Nature Based Solutions in modern urbanism
Is it time to turn to nature for solutions to the climate emergency?
04 September 2020
By Mariusz Bogacki, Researcher and Science Communicator, Edinburgh
Nature Based Solutions (NBS) encompass a range of sustainable management solutions inspired or supported by nature. NBS are aimed at tackling modern environmental challenges related to climate change, disaster management, human health and water and food security among others. The concept has been gaining in popularity in recent years due to the variety of environmental, social and economic benefits as well as its adaptability in diverse settings. It attracts government institutions, non-governmental organisations (NGOs) and private entities interested in transforming our urban environments in a less intrusive and more sustainable manner.
One of the most exciting branches of NBS is the implementation and incorporation of nature in urbanism. Cities around the world face acute environmental challenges related to air pollution, water management, heat waves, overpopulation and general quality of life. NBS are an innovative way of tackling these concerns, addressing the core of these problems and utilising the power of nature to solve them.
Let’s take a look at some interesting examples of NBS in action:
The city of Munich in Germany utilised NBS in a major redevelopment of the Isar River, by comprehensively reducing flood risks, improving water quality, ecological recovery of a semi-natural riverside area and provision of a recreational area in the heart of the city.

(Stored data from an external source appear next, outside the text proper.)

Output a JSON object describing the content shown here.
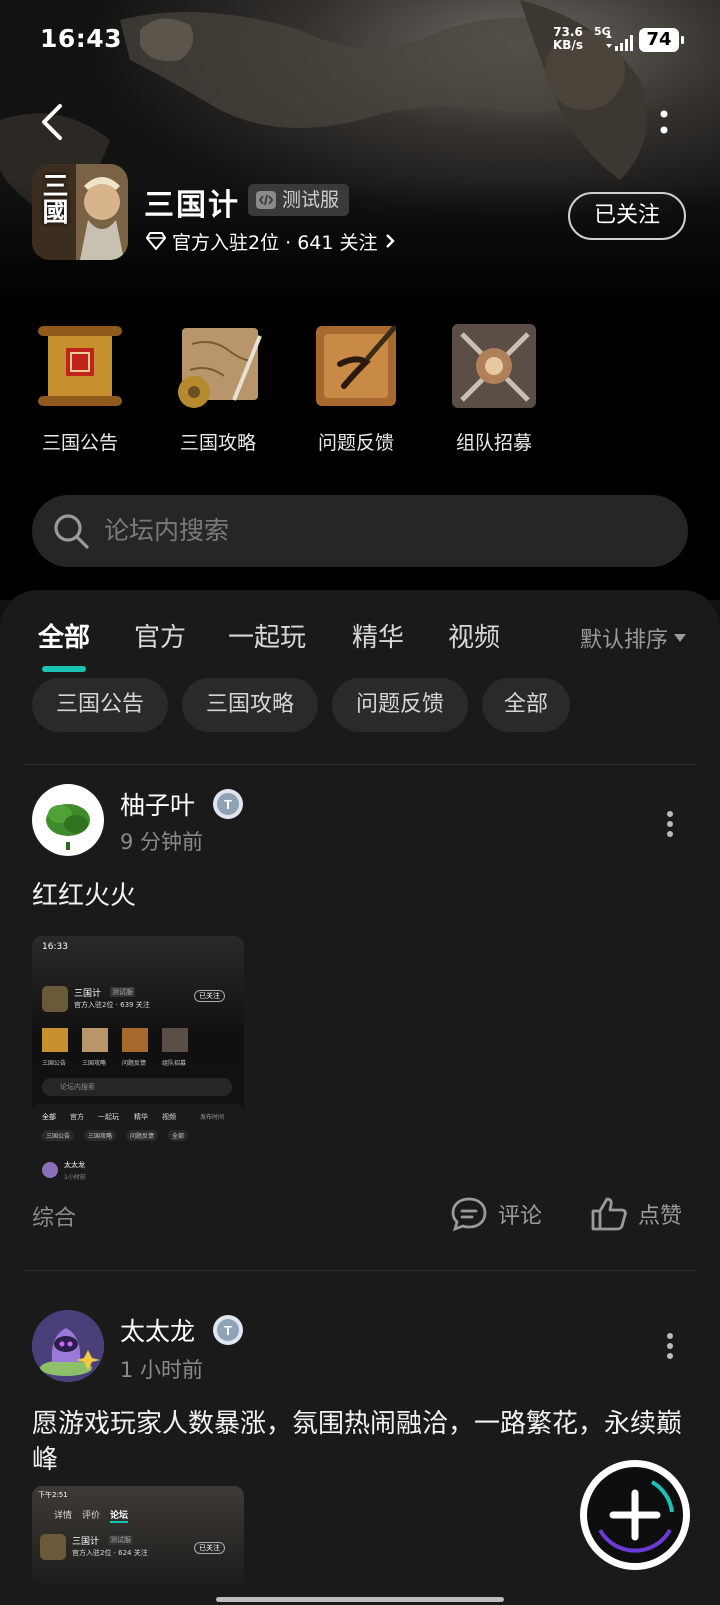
{
  "status_bar": {
    "time": "16:43",
    "net_speed_value": "73.6",
    "net_speed_unit": "KB/s",
    "network": "5G",
    "battery": "74"
  },
  "header": {
    "app_name": "三国计",
    "badge": "测试服",
    "rank_text": "官方入驻2位 · 641 关注",
    "follow_label": "已关注",
    "icon_text": "三國"
  },
  "quick_links": [
    {
      "label": "三国公告",
      "icon": "scroll-icon"
    },
    {
      "label": "三国攻略",
      "icon": "map-icon"
    },
    {
      "label": "问题反馈",
      "icon": "brush-icon"
    },
    {
      "label": "组队招募",
      "icon": "weapons-icon"
    }
  ],
  "search": {
    "placeholder": "论坛内搜索"
  },
  "tabs": [
    "全部",
    "官方",
    "一起玩",
    "精华",
    "视频"
  ],
  "active_tab": "全部",
  "sort_label": "默认排序",
  "chips": [
    "三国公告",
    "三国攻略",
    "问题反馈",
    "全部"
  ],
  "posts": [
    {
      "user": "柚子叶",
      "time": "9 分钟前",
      "text": "红红火火",
      "category": "综合",
      "comment_label": "评论",
      "like_label": "点赞",
      "thumb": {
        "time": "16:33",
        "app_name": "三国计",
        "badge": "测试服",
        "rank": "官方入驻2位 · 639 关注",
        "follow": "已关注",
        "links": [
          "三国公告",
          "三国攻略",
          "问题反馈",
          "组队招募"
        ],
        "search": "论坛内搜索",
        "tabs": [
          "全部",
          "官方",
          "一起玩",
          "精华",
          "视频"
        ],
        "sort": "发布时间",
        "chips": [
          "三国公告",
          "三国攻略",
          "问题反馈",
          "全部"
        ],
        "user": "太太龙",
        "user_time": "1小时前"
      }
    },
    {
      "user": "太太龙",
      "time": "1 小时前",
      "text": "愿游戏玩家人数暴涨，氛围热闹融洽，一路繁花，永续巅峰",
      "thumb": {
        "time": "下午2:51",
        "tabs": [
          "详情",
          "评价",
          "论坛"
        ],
        "app_name": "三国计",
        "badge": "测试服",
        "rank": "官方入驻2位 · 624 关注",
        "follow": "已关注"
      }
    }
  ],
  "colors": {
    "accent": "#18c3b3",
    "background": "#1a1a1a",
    "hero": "#000000"
  }
}
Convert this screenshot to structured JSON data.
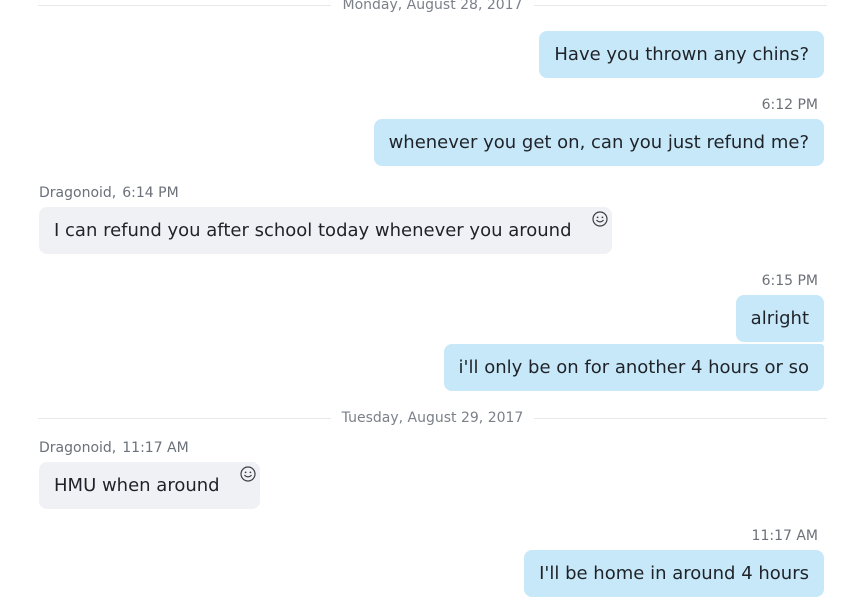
{
  "conversation": {
    "date_separators": [
      "Monday, August 28, 2017",
      "Tuesday, August 29, 2017"
    ],
    "messages": [
      {
        "direction": "out",
        "time": "",
        "text": "Have you thrown any chins?"
      },
      {
        "direction": "out",
        "time": "6:12 PM",
        "text": "whenever you get on, can you just refund me?"
      },
      {
        "direction": "in",
        "sender": "Dragonoid",
        "time": "6:14 PM",
        "text": "I can refund you after school today whenever you around"
      },
      {
        "direction": "out",
        "time": "6:15 PM",
        "text": "alright"
      },
      {
        "direction": "out",
        "time": "",
        "text": "i'll only be on for another 4 hours or so"
      },
      {
        "direction": "in",
        "sender": "Dragonoid",
        "time": "11:17 AM",
        "text": "HMU when around"
      },
      {
        "direction": "out",
        "time": "11:17 AM",
        "text": "I'll be home in around 4 hours"
      }
    ]
  },
  "icons": {
    "reaction": "smiley-reaction-icon"
  },
  "colors": {
    "outgoing_bubble": "#c7e8f8",
    "incoming_bubble": "#eff1f4",
    "meta_text": "#6b7079",
    "divider_line": "#e6e8ec"
  }
}
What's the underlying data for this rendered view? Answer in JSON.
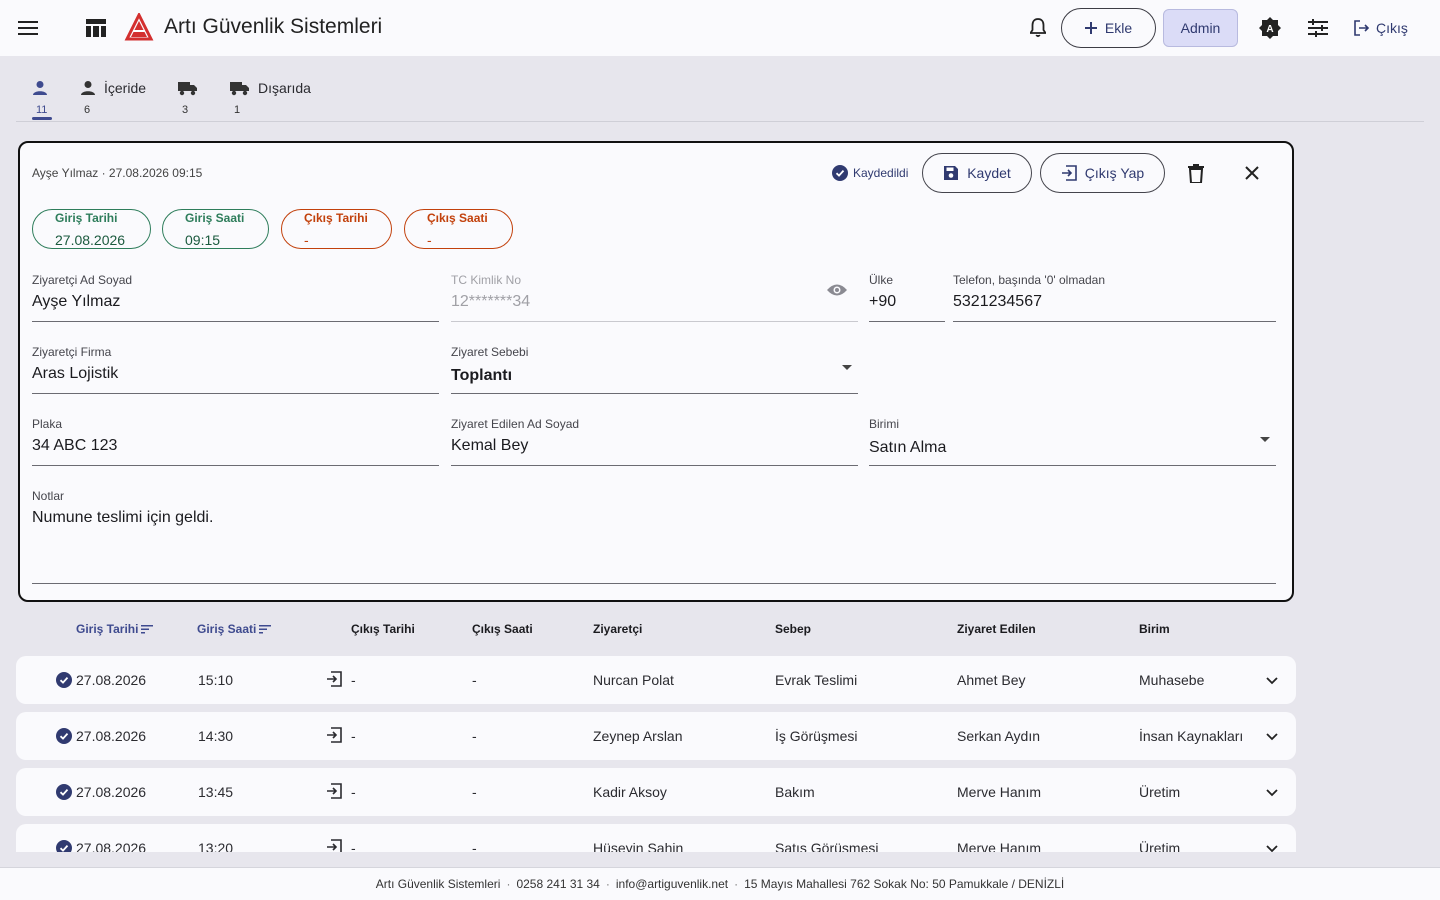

The city of Melbourne in Australia adopted the concept of NBS in their Urban Forest Strategy in order to tackle intensifying summer heat waves. The local government subsidised private rooftop gardens and green walls, and planted thousands of new trees in the city’s parks and boulevards. In both cases the results not only addressed the environmental challenges and aesthetically transformed the cities, but also engaged local communities, inviting them to take action and have their voice heard.
The scale and range of NBS is as diverse as nature itself. It is important to point out that the initiatives do not have to follow a top-down multilevel organisational structure. NGOs in Edinburgh are working on increasing local populations of bees, butterflies and other insects by installing raised beds gardens on corporate building rooftops. In Utrecht, in The Netherlands, a group of local gardeners runs a cooperative initiative in order to grow organic food and support local community. The communal garden simultaneously serves as a therapeutic environment for special needs individuals and people from disadvantaged backgrounds.
The Covid-19 pandemic has forced us to reflect on the current state of our world and has intensified calls for a major redesign of our urban environments. Cities such as Berlin, Barcelona or Milan are already considering introduction of new bicycle lanes and car bans in city centres. The concept of Nature Based Solutions has the potential to support these transformations as it aims at making our cities more integrated with, and inspired by, nature.